Leprosy institutes under the Directorate General of Health Services, based in Tamil Nadu, Chhattisgarh, Orissa and West Bengal, are involved in the research and training of different categories of staff involved in leprosy elimination. However, over the years, their programmes in the management of referral patients, in providing quality care and in providing consultancy services to the State National Leprosy Eradication Programme units have become diluted with the inclusion of leprosy into the public health programme. In addition, doctors and health workers at the primary health care level are sometimes unable to detect silent neuritis, atypical presentations, or reactions at early stages.

Key challenges
Major concerns include undetected new cases, problems with leprosy integration, the presence of leprosy in children, obsolete discriminating laws and paucity of education and training for livelihoods. Globally, the difference between the expected and observed numbers of new cases of leprosy between 2000 and 2012 is approximately over 2.6 million. This number is expected to increase to over 4 million by 2020.

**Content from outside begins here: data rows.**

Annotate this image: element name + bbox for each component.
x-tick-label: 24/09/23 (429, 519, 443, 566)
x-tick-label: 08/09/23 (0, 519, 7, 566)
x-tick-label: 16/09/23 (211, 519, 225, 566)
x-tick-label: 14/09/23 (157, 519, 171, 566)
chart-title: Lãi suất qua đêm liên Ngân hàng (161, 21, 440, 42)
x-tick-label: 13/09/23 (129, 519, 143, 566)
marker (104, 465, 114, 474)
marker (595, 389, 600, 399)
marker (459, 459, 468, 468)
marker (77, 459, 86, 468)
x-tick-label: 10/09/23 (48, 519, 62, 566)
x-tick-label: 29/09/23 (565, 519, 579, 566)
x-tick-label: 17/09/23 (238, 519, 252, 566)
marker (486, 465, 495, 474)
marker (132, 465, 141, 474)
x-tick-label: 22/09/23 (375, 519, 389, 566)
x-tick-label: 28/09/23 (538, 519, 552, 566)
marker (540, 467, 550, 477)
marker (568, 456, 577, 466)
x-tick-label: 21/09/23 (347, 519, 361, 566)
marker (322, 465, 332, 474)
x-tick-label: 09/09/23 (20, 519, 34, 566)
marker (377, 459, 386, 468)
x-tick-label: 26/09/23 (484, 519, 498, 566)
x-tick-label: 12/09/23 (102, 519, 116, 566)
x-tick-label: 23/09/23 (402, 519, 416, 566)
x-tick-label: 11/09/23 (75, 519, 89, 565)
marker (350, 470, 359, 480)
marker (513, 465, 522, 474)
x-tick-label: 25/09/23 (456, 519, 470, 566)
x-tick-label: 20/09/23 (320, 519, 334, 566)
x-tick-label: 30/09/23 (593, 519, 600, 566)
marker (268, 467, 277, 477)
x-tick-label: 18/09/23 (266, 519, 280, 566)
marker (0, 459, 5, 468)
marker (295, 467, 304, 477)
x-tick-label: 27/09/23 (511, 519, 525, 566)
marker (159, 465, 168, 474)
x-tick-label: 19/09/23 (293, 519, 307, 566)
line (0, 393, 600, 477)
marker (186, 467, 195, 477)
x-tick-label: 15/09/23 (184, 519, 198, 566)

In India, a total of 11,365 child cases were recorded last year, indicating a child case rate of 0.88/100,000 population, a reduction in child case rates from 2013-14 by 7.4 per cent. Despite this, it needs to be emphasised that leprosy causes a negative impact on children’s life, study and work. Besides, there are a total of 295 obsolete laws, including an 1898 Act which discriminates against leprosy affected people. One of them is the Hindu Marriage Act, which considers leprosy a ground for divorce. Many States in India prohibit leprosy patients from running in local elections and deny them employment privileges and benefits. Those who manage to go through school cannot afford higher education as begging is the only source of income for their parents.